Ex-aluno da rede estadual paulista, ele se lembra ter vivido essa situação diversas vezes. "Como aluno, eu lembro dessa sensação horrível de ter aula com um professor que gostava muito e ele sumir. Ficava uma sensação de abandono. Agora vivo isso do ponto de vista do professor."
Aos 69 anos, Israel Silva Júnior trabalha desde 2011 como professor temporário da rede estadual de São Paulo. Apesar de adorar dar aula e ter contato com os estudantes, ele conta que tem buscado outra profissão para ter maior estabilidade financeira e conseguir se aposentar. "Há anos convivo com a instabilidade de ser temporário, mas a situação se agravou muito. Nesse ano, por exemplo, o governo mudou as regras de atribuição e eu fiquei três meses sem receber.
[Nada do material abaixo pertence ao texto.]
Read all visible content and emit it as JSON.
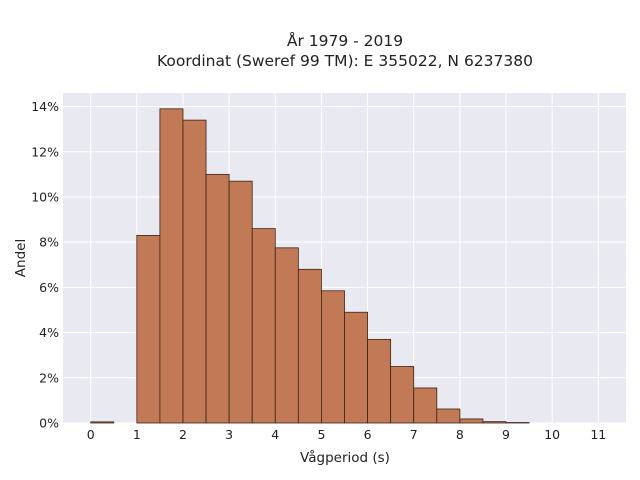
{
  "chart_data": {
    "type": "bar",
    "title": [
      "År 1979 - 2019",
      "Koordinat (Sweref 99 TM): E 355022, N 6237380"
    ],
    "xlabel": "Vågperiod (s)",
    "ylabel": "Andel",
    "xlim": [
      -0.6,
      11.6
    ],
    "ylim": [
      0,
      14.6
    ],
    "xticks": [
      0,
      1,
      2,
      3,
      4,
      5,
      6,
      7,
      8,
      9,
      10,
      11
    ],
    "yticks": [
      0,
      2,
      4,
      6,
      8,
      10,
      12,
      14
    ],
    "ytick_labels": [
      "0%",
      "2%",
      "4%",
      "6%",
      "8%",
      "10%",
      "12%",
      "14%"
    ],
    "bin_width": 0.5,
    "bins": [
      {
        "start": 0.0,
        "value": 0.05
      },
      {
        "start": 1.0,
        "value": 8.3
      },
      {
        "start": 1.5,
        "value": 13.9
      },
      {
        "start": 2.0,
        "value": 13.4
      },
      {
        "start": 2.5,
        "value": 11.0
      },
      {
        "start": 3.0,
        "value": 10.7
      },
      {
        "start": 3.5,
        "value": 8.6
      },
      {
        "start": 4.0,
        "value": 7.75
      },
      {
        "start": 4.5,
        "value": 6.8
      },
      {
        "start": 5.0,
        "value": 5.85
      },
      {
        "start": 5.5,
        "value": 4.9
      },
      {
        "start": 6.0,
        "value": 3.7
      },
      {
        "start": 6.5,
        "value": 2.5
      },
      {
        "start": 7.0,
        "value": 1.55
      },
      {
        "start": 7.5,
        "value": 0.62
      },
      {
        "start": 8.0,
        "value": 0.18
      },
      {
        "start": 8.5,
        "value": 0.06
      },
      {
        "start": 9.0,
        "value": 0.02
      }
    ],
    "grid": true,
    "colors": {
      "bar": "#c17a55",
      "bar_edge": "#3d2417",
      "plot_background": "#e9e9f1",
      "grid": "#ffffff"
    }
  }
}
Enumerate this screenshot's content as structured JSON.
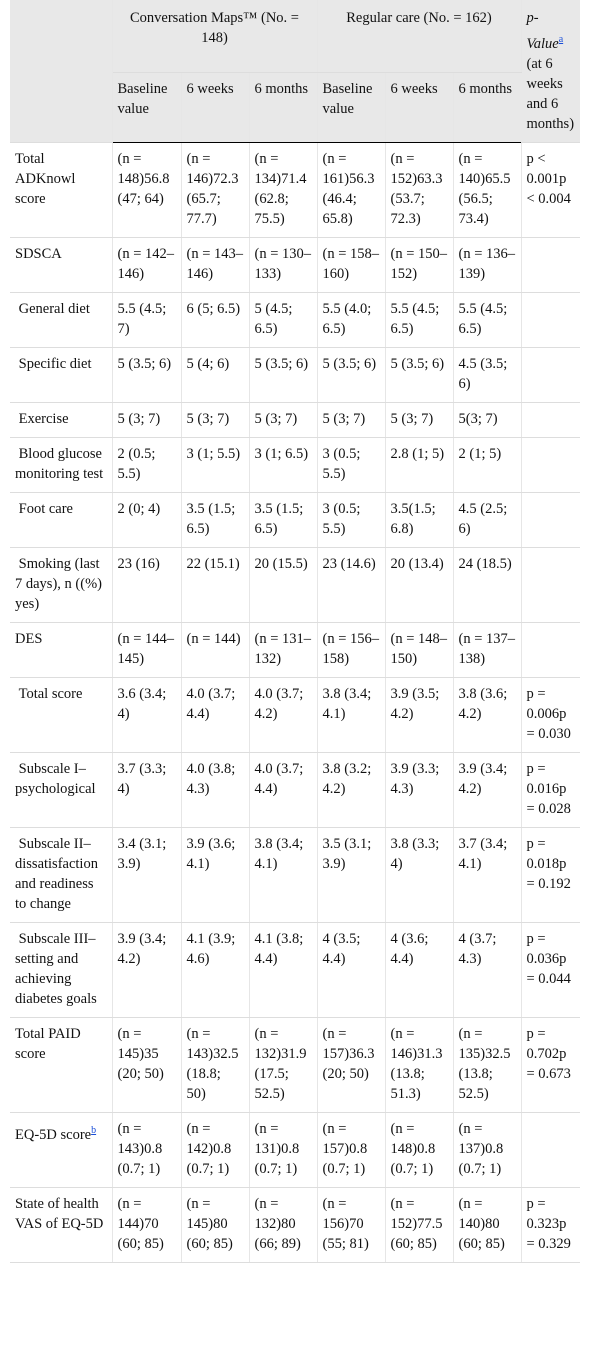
{
  "table": {
    "header": {
      "group_1": "Conversation Maps™ (No. = 148)",
      "group_2": "Regular care (No. = 162)",
      "p_col": {
        "text": "p-Value",
        "sup": "a",
        "rest": " (at 6 weeks and 6 months)"
      },
      "sub": [
        "Baseline value",
        "6 weeks",
        "6 months",
        "Baseline value",
        "6 weeks",
        "6 months"
      ]
    },
    "rows": [
      {
        "label": "Total ADKnowl score",
        "cells": [
          "(n = 148)56.8 (47; 64)",
          "(n = 146)72.3 (65.7; 77.7)",
          "(n = 134)71.4 (62.8; 75.5)",
          "(n = 161)56.3 (46.4; 65.8)",
          "(n = 152)63.3 (53.7; 72.3)",
          "(n = 140)65.5 (56.5; 73.4)"
        ],
        "p": "p < 0.001p < 0.004"
      },
      {
        "label": "SDSCA",
        "cells": [
          "(n = 142–146)",
          "(n = 143–146)",
          "(n = 130–133)",
          "(n = 158–160)",
          "(n = 150–152)",
          "(n = 136–139)"
        ]
      },
      {
        "label": " General diet",
        "cells": [
          "5.5 (4.5; 7)",
          "6 (5; 6.5)",
          "5 (4.5; 6.5)",
          "5.5 (4.0; 6.5)",
          "5.5 (4.5; 6.5)",
          "5.5 (4.5; 6.5)"
        ]
      },
      {
        "label": " Specific diet",
        "cells": [
          "5 (3.5; 6)",
          "5 (4; 6)",
          "5 (3.5; 6)",
          "5 (3.5; 6)",
          "5 (3.5; 6)",
          "4.5 (3.5; 6)"
        ]
      },
      {
        "label": " Exercise",
        "cells": [
          "5 (3; 7)",
          "5 (3; 7)",
          "5 (3; 7)",
          "5 (3; 7)",
          "5 (3; 7)",
          "5(3; 7)"
        ]
      },
      {
        "label": " Blood glucose monitoring test",
        "cells": [
          "2 (0.5; 5.5)",
          "3 (1; 5.5)",
          "3 (1; 6.5)",
          "3 (0.5; 5.5)",
          "2.8 (1; 5)",
          "2 (1; 5)"
        ]
      },
      {
        "label": " Foot care",
        "cells": [
          "2 (0; 4)",
          "3.5 (1.5; 6.5)",
          "3.5 (1.5; 6.5)",
          "3 (0.5; 5.5)",
          "3.5(1.5; 6.8)",
          "4.5 (2.5; 6)"
        ]
      },
      {
        "label": " Smoking (last 7 days), n ((%) yes)",
        "cells": [
          "23 (16)",
          "22 (15.1)",
          "20 (15.5)",
          "23 (14.6)",
          "20 (13.4)",
          "24 (18.5)"
        ]
      },
      {
        "label": "DES",
        "cells": [
          "(n = 144–145)",
          "(n = 144)",
          "(n = 131–132)",
          "(n = 156–158)",
          "(n = 148–150)",
          "(n = 137–138)"
        ]
      },
      {
        "label": " Total score",
        "cells": [
          "3.6 (3.4; 4)",
          "4.0 (3.7; 4.4)",
          "4.0 (3.7; 4.2)",
          "3.8 (3.4; 4.1)",
          "3.9 (3.5; 4.2)",
          "3.8 (3.6; 4.2)"
        ],
        "p": "p = 0.006p = 0.030"
      },
      {
        "label": " Subscale I–psychological",
        "cells": [
          "3.7 (3.3; 4)",
          "4.0 (3.8; 4.3)",
          "4.0 (3.7; 4.4)",
          "3.8 (3.2; 4.2)",
          "3.9 (3.3; 4.3)",
          "3.9 (3.4; 4.2)"
        ],
        "p": "p = 0.016p = 0.028"
      },
      {
        "label": " Subscale II–dissatisfaction and readiness to change",
        "cells": [
          "3.4 (3.1; 3.9)",
          "3.9 (3.6; 4.1)",
          "3.8 (3.4; 4.1)",
          "3.5 (3.1; 3.9)",
          "3.8 (3.3; 4)",
          "3.7 (3.4; 4.1)"
        ],
        "p": "p = 0.018p = 0.192"
      },
      {
        "label": " Subscale III–setting and achieving diabetes goals",
        "cells": [
          "3.9 (3.4; 4.2)",
          "4.1 (3.9; 4.6)",
          "4.1 (3.8; 4.4)",
          "4 (3.5; 4.4)",
          "4 (3.6; 4.4)",
          "4 (3.7; 4.3)"
        ],
        "p": "p = 0.036p = 0.044"
      },
      {
        "label": "Total PAID score",
        "cells": [
          "(n = 145)35 (20; 50)",
          "(n = 143)32.5 (18.8; 50)",
          "(n = 132)31.9 (17.5; 52.5)",
          "(n = 157)36.3 (20; 50)",
          "(n = 146)31.3 (13.8; 51.3)",
          "(n = 135)32.5 (13.8; 52.5)"
        ],
        "p": "p = 0.702p = 0.673"
      },
      {
        "label": "EQ-5D score",
        "label_sup": "b",
        "cells": [
          "(n = 143)0.8 (0.7; 1)",
          "(n = 142)0.8 (0.7; 1)",
          "(n = 131)0.8 (0.7; 1)",
          "(n = 157)0.8 (0.7; 1)",
          "(n = 148)0.8 (0.7; 1)",
          "(n = 137)0.8 (0.7; 1)"
        ]
      },
      {
        "label": "State of health VAS of EQ-5D",
        "cells": [
          "(n = 144)70 (60; 85)",
          "(n = 145)80 (60; 85)",
          "(n = 132)80 (66; 89)",
          "(n = 156)70 (55; 81)",
          "(n = 152)77.5 (60; 85)",
          "(n = 140)80 (60; 85)"
        ],
        "p": "p = 0.323p = 0.329"
      }
    ]
  }
}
Eu sou chefe de família, tenho filho, não posso ficar nessa insegurança", conta.
Em nota, a Secretaria de Educação de São Paulo, do governo Tarcísio de Freitas (Republicanos), disse que reconhece e valoriza os profissionais da rede estadual de ensino. Informou que, depois de uma década sem a contratação de professores efetivos, a pasta realizou um concurso público no ano passado.
A previsão é que 15 mil docentes de ensino fundamental e médio sejam contratados. Segundo a secretaria, cerca de 12 mil vão ser chamados para começar a dar aulas no próximo ano letivo. Questionada, a pasta não informou quantos professores temporários terão os contratos encerrados no fim deste ano e poderão ficar sem trabalho em 2025.
Como forma de incentivar estados e municípios a fazerem concursos para docente de forma mais frequente e reverter a proporção de temporários, diversas entidades educacionais têm proposto ao Ministério da Educação a criação de uma prova nacional para o ingresso de docentes na rede pública.
A elaboração do exame está sendo avaliada pelo governo Lula (PT), como parte de uma série de estratégias para melhorar a formação e seleção de professores que atuam na educação básica. Em 2012, quando Fernando Haddad era ministro da Educação, uma proposta semelhante foi analisada, mas não avançou.